Читатель может увидеть эту картину в любой го­стиной. Ее легко узнать: мадонна (по мнению некото­рых — единственная молодая и по-настоящему краси­вая мадонна из всех, написанных старыми мастерами) стоит на серпе молодого месяца, окруженная множе­ством херувимов, к которым спешат присоединиться новые толпы их; ее руки сложены на груди, а на запрокинутое лицо падает отблеск райского сияния. Читатель при желании может развлечься, стараясь решить, который из вышеупомянутых джентльменов правильно истолковал «выражение» девы, а также уда­лось ли это хотя бы одному из них.

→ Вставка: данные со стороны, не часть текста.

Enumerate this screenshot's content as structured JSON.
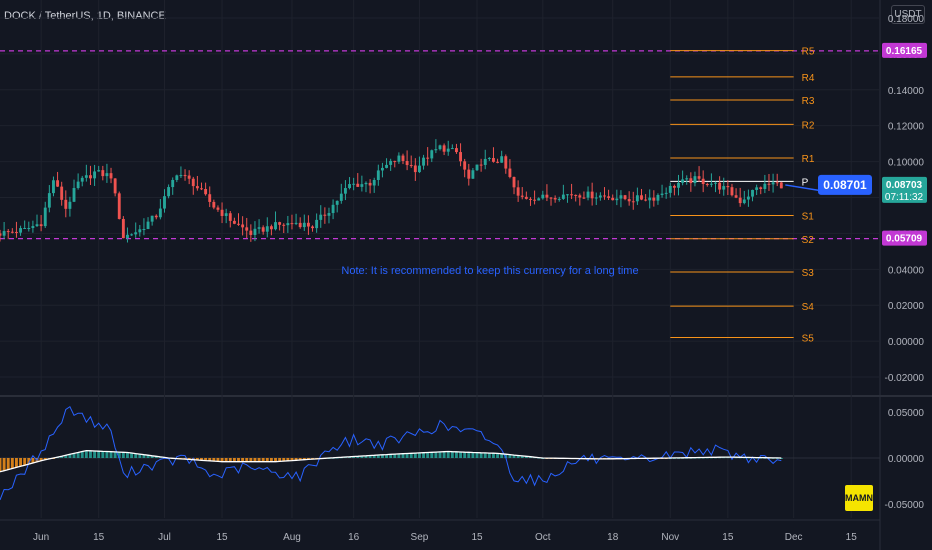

Всякий, знакомый с творениями старых мастеров, поймет, насколько испорчена «Тайная вечеря», если я скажу, что теперь уже нельзя разобрать, евреи ли апостолы, или итальянцы. Этим старым мастерам ни­как не удавалось денационализироваться. Художники итальянцы писали итальянских мадонн, голландцы — голландских, мадонны французских живописцев были француженками, — никто из них ни разу не вложил в лицо девы Марии того не поддающегося описанию «нечто», по которому можно узнать еврейку, где бы вы ее ни встретили — в Нью-Йорке, в Константинополе, в Париже, в Иерусалиме или в Марокко. В свое время я видел на Сандвичевых островах картину, написан­ную талантливым художником немцем по гравюре, которую он нашел в одной из иллюстрированных аме­риканских газет. Это была аллегория, представлявшая мистера Дэвиса[56] за подписанием Акта об отделении юных штатов или какого-то другого документа в том же роде. Над ним в предостерегающей позе парит дух Вашингтона, а на заднем плане отряд одетых в форму Континентальной армии призрачных солдат с босыми, обмотанными тряпьем ногами бредет сквозь метель. Это, конечно, намек на лагерь в Валли-Фордж. Копия, казалось, была выполнена точно, и все-таки что-то в ней было не так. Приглядевшись получше, я наконец понял, в чем дело: призрачные солдаты все были нем­цы! Джэфф Дэвис был немец! Даже парящий дух был немецким духом! Художник бессознательно наложил на картину отпечаток своей национальности. Откро­венно говоря, меня несколько сбили с толку портреты Иоанна Крестителя. Во Франции я в конце концов примирился с тем, что он француз; здесь он — вне всяких сомнений итальянец. Что же будет дальше? Неужели в Мадриде художники делают Иоанна Кре­стителя испанцем, а в Дублине — ирландцем?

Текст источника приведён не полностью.